Chefs on Island Time: Working in the Cayman Culinary Scene

March 2014

You’ve seen the job postings: chef wanted, tropical climate, island hours, exotic product, steady stream of wealthy travelers. We asked some of the chefs who participate in this year's Taste of Cayman Food & Wine Festival what they love most about cooking on the island, along with some of their biggest challenges.

Mike Fishcetti of Ortanique
via Miami, Florida
The best part of being a chef on this island is that there is a huge culinary community here and some great chefs; also the local produce and local fish are amazingly fresh! The worst part is you’re on an island, so certain things that don’t grow here can be a pain to source. If it misses the boat, then as they say here in Cayman “soon come” … which means two weeks.

Kapila Kodituwakku of Rum Point Club
via Sri Lanka
Clearly the best part of working on Grand Cayman, is that we work on Grand Cayman. It is a beautiful place, especially at Rum Point, where I work. My job offers me a lot of challenges, as we have an incredibly busy beach bar and grill during the day, and a finer dining venue at night, as well as many beach banquets and buffets. The food selections are radically different, each requiring their own unique styles, products and presentations.

The biggest challenge is also the best part! Cayman is very expensive, most items need to be imported, the work ethic can sometimes be ... well, shall we say, challenging? And, as mentioned, at Rum Point we offer radically different styles of fare, which requires lots of creative comparison pricing.

Joe Mizzoni of Brasserie
via Miami, Florida
The Brasserie is a special place. We have our own garden, fishing boats, and a beautiful state-of-the-art kitchen. With that said, it comes with a giant work load that really never stops. I’ve had the privilege to work with ultra-fresh product—25 minutes out of the ocean, or just harvested out of the ground. I’ve created relationships with many of the local farmers and fishermen, and I try to support them as much as possible. The hardest thing to deal with is [imported product]. I’m so used to having everything at my fingertips year round in the States. I use as much Cayman local products as possible, so I have to think out of my comfort zone to come up with new ideas with the minimal product that is found on the island. In the long run, it will help me tremendously in my growth as a chef by expanding my knowledge and technique with things I may have never had the chance to experience. I’ve been here for almost one year, so this coming year I know what to expect from the island, and I am excited to see how I put my last year’s lessons to use. 

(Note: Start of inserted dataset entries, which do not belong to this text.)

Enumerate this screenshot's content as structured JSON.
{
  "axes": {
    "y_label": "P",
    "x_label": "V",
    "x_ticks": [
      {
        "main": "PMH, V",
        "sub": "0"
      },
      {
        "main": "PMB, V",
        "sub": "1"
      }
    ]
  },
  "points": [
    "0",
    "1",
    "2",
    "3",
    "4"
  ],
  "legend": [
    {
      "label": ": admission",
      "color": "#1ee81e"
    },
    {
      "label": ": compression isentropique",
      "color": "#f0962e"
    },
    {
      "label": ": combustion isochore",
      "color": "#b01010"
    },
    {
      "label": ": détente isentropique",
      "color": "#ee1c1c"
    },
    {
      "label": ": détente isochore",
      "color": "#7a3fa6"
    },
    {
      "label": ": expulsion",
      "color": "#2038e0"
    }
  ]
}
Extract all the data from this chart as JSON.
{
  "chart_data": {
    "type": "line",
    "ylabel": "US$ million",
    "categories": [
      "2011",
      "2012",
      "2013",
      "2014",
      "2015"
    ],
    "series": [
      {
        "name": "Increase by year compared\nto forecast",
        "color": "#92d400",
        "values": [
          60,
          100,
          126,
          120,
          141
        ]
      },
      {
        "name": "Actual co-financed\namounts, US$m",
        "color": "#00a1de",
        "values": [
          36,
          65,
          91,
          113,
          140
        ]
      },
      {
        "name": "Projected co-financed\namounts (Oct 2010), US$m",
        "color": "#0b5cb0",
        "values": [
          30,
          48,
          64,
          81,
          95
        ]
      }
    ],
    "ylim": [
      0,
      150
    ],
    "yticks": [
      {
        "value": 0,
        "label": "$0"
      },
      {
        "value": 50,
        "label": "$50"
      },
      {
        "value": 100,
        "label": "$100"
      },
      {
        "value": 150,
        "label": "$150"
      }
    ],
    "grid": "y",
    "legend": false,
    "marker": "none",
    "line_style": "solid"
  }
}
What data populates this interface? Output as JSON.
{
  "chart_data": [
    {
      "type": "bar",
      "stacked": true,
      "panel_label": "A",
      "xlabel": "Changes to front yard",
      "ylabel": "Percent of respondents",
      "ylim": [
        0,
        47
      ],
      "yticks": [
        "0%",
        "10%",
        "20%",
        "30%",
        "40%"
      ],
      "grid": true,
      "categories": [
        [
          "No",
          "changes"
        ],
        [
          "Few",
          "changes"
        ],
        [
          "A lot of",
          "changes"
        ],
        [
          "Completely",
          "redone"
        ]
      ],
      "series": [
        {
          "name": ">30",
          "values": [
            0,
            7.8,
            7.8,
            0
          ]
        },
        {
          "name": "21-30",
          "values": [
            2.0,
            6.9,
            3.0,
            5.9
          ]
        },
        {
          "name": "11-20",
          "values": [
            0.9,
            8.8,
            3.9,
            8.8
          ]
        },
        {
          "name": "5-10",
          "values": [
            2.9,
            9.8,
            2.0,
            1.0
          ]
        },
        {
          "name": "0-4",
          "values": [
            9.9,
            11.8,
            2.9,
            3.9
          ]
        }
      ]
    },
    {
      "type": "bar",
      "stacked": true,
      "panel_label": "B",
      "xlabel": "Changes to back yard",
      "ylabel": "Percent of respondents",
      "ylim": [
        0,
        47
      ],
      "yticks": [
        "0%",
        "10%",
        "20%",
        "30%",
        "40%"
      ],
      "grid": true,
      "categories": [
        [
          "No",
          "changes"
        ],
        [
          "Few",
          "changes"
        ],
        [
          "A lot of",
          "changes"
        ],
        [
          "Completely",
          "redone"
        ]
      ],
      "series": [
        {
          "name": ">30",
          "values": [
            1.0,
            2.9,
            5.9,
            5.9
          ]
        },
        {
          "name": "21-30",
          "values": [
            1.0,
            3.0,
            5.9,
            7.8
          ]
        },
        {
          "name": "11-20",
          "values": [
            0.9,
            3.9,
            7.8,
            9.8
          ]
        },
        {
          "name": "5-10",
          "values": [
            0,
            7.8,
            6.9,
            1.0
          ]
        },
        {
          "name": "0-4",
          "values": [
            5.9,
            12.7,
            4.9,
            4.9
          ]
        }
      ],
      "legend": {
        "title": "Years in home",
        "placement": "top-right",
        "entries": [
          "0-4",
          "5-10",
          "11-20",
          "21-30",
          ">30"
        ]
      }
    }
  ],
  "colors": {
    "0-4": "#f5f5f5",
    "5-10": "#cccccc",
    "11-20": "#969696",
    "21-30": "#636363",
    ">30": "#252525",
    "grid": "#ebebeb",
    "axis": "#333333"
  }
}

Steve Shienfield of Mizu Asian Bistro
via Toronto, Canada
Being a Chef in Cayman is one of the best experiences. With so many different cultures living here, we get to experience food from around the globe. All the chefs working in the different kitchens bring their own twist and flair to the food that they prepare. The biggest challenge here has to be the fact that we live on an island where everything is brought in. This makes food cost a challenge, as we want to make sure guests get reasonably priced meals. The other part is that when boats are late due to unforeseen circumstances, we can run out of things. Not just us as restaurants, but suppliers too. It can be a challenge to explain to guests that we may be out of ingredients.  

Thomas Tennant of Michael's Genuine Food & Drink
via Miami
The best part of being a chef on Cayman are the connections you make with everyone. The best ones are oftentimes with those from whom purchase food—the farmers who put in the countless hours of work, the fishermen who catch the freshest fish, and the guests who give you feedback to improve every day. The biggest challenge is the limitations on some ingredients that a chef might have to work with. Not everything can be brought on island the way you want it, and sometime the weather can be your enemy.